In-Reply-To: <199510140600.XAA24740@server.livingston.com>
Message-ID: <Pine.SOL.3.91.951016112113.14859H-100000@asterix.helix.net>
MIME-Version: 1.0
Content-Type: TEXT/PLAIN; charset=US-ASCII
Sender: megazone

Site: Sun Solaris 2.4, ComOS 3.1.2 and 3.1.4, PM2ER

Problem:

"It was working yesterday, and today it went foom!"

The first hint I had that something was wrong was when someone called
me and said that users couldn't log in, and it had been that way for
an hour and a half.

I dialed in, and sure enough, I couldn't log in.

I dialed in as !root, and tried to telnet to my host. The telnet
command just sat there. I tried to hit ^] to break out, but it
wouldn't let me. I hung up.

I dialed in as !root, telnetted to the portmaster, and then telnetted
to the host. This time, it still sat there, but I could hit ^] to
break out.

I did a ping to the ip number of my host, it was alive.
I did a ping to the hostname of my host, it hung.

I changed the dns server.
I did a ping to the hostname of my host, it was alive.
I telnetted to my host, it hung.

I did a traceroute to my host, it worked.
I telnetted to each host of the chain, it worked (cisco login prompt).
I telnetted to any unix machine that I knew of, and the sessions hung.
I telnetted to any cisco or netblazer or portmaster that I knew of,
and the session worked.

I telnetted to a netblazer, then telnetted to my host, it worked.
I killed off a process that was causing a load of 40.
I killed off and restarted radiusd.

I dialed in, but couldn't log in.

I dialed in as !root, but still couldn't telnet to my host.
After a few more attempted telnets to my host, the host started saying
"Connection refused" for every port I could try; telnet, finger,
chargen, ftp, etc.

The other sysadmin arrived at the office, since I was working from home.
He rebooted, which cleared the 'Connection refused' problem.

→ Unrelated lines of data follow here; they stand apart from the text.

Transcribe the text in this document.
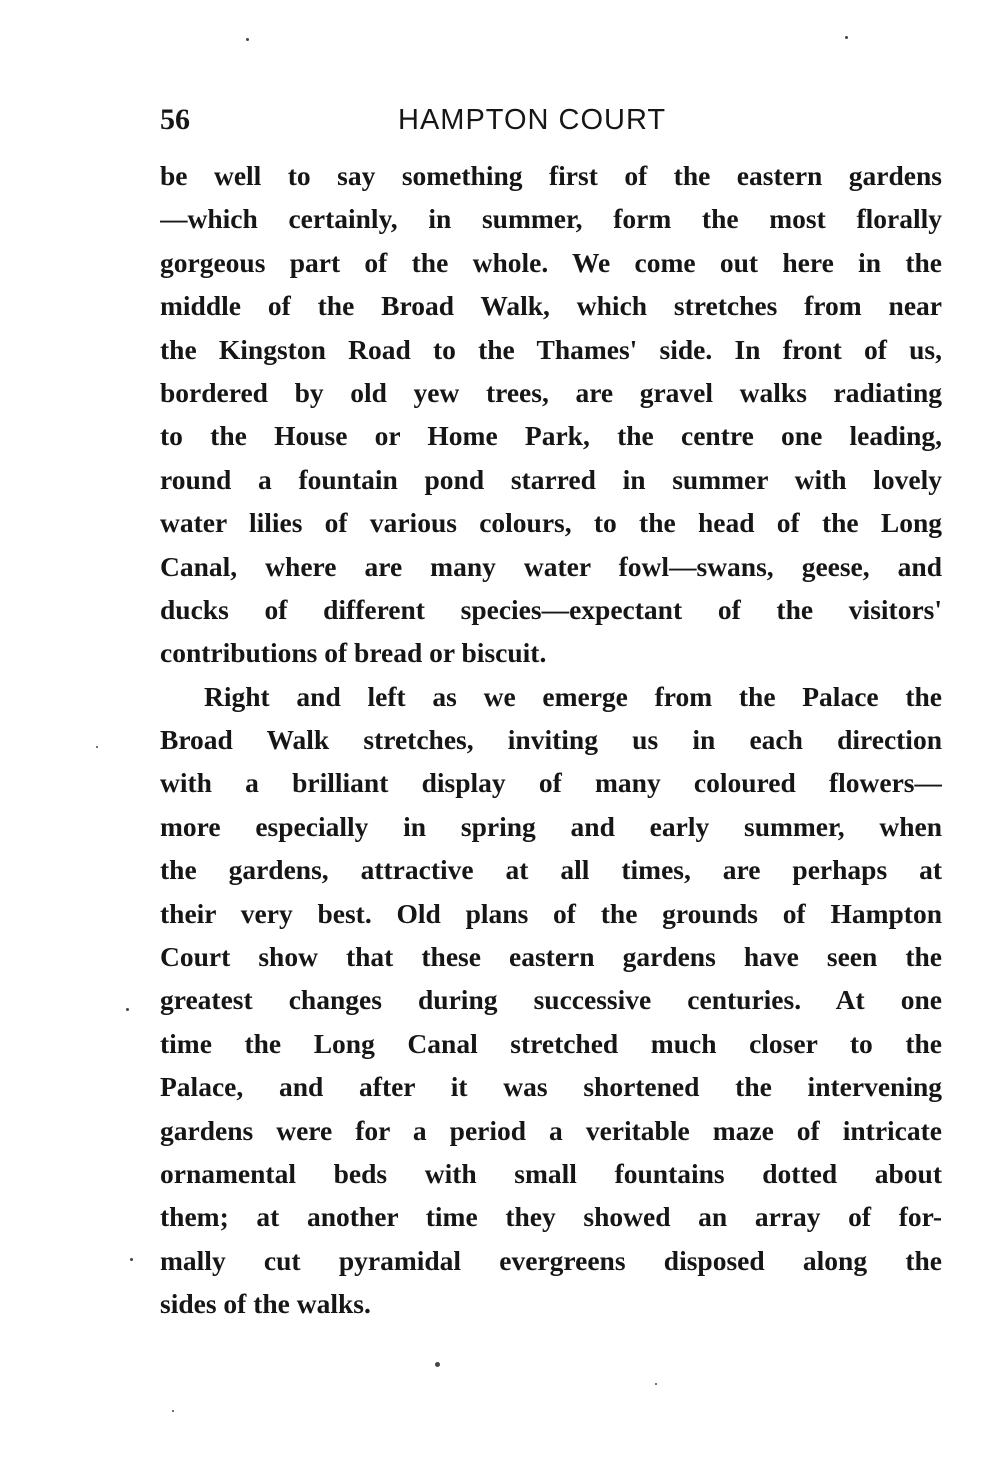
56	HAMPTON COURT
be well to say something first of the eastern gardens
—which certainly, in summer, form the most florally
gorgeous part of the whole. We come out here in the
middle of the Broad Walk, which stretches from near
the Kingston Road to the Thames' side. In front of us,
bordered by old yew trees, are gravel walks radiating
to the House or Home Park, the centre one leading,
round a fountain pond starred in summer with lovely
water lilies of various colours, to the head of the Long
Canal, where are many water fowl—swans, geese, and
ducks of different species—expectant of the visitors'
contributions of bread or biscuit.
Right and left as we emerge from the Palace the
Broad Walk stretches, inviting us in each direction
with a brilliant display of many coloured flowers—
more especially in spring and early summer, when
the gardens, attractive at all times, are perhaps at
their very best. Old plans of the grounds of Hampton
Court show that these eastern gardens have seen the
greatest changes during successive centuries. At one
time the Long Canal stretched much closer to the
Palace, and after it was shortened the intervening
gardens were for a period a veritable maze of intricate
ornamental beds with small fountains dotted about
them; at another time they showed an array of for-
mally cut pyramidal evergreens disposed along the
sides of the walks.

I dialed in as !root, telnetted to the netblazer, telnetted to my host.

I added 'fopen(...,"a");fprintf(...);fclose(..)' statements all over
the place, and found the problem to be the hostname lookup stuff. The
portmaster's hostname was on that crashed nameserver.

I renamed the portmaster to be on my own name server. I'm really glad
I had the reverse-lookup domain for it though, so I could change it.

Now I could telnet from the portmaster to my host.
I changed a lot of files (/etc/raddb/clients, /etc/hosts, the hosts
table on the portmaster to see the new names.)

I dialed in, but could not login.
I pulled a bunch of hair.

I changed the radiusd server to be another machine, running Sunos 4.1.3U1.

That worked, now I could login.
A second portmaster which was showing all the same symptoms as the
first is still set to be using the original host. It still doesn't
work.

Because we're getting rid of the Sunos 4.1.3U1 machine, I need to make
it work with Solaris 2.4.

>From the extensive debugging output of radiusd -x and my own stuff, I
determined that the portmaster was sending a valid request, it was
being decoded correctly, and the acknowledgment was being sent, but
the portmaster doesn't let people log in. The log on the host says

"Line S2 user xxxxx access denied"

and nothing more.

-----
Things that were changed in the past week:

The ip number of the host.
The name server.
The names of the portmasters.
The version of ComOS (3.1.4, did that last night in vain)
The auth host (did that last night with some success)

-----
Things I want to know:

The upgrade program for installing new versions of ComOS:
Why does it coredump on Solaris 2.4; I had to use Sunos 4.1.3u1...

Why isn't the system working right?
It absolutely has to work with Solaris 2.4, and the old hosts are
being returned to Sun.

How do I determine if radiusd or the portmaster is at fault?
I'd enjoy it if there was a self-test built in to radiusd.
I've reset the radiusd secret several times on both ends.
What were those debug options on the portmaster?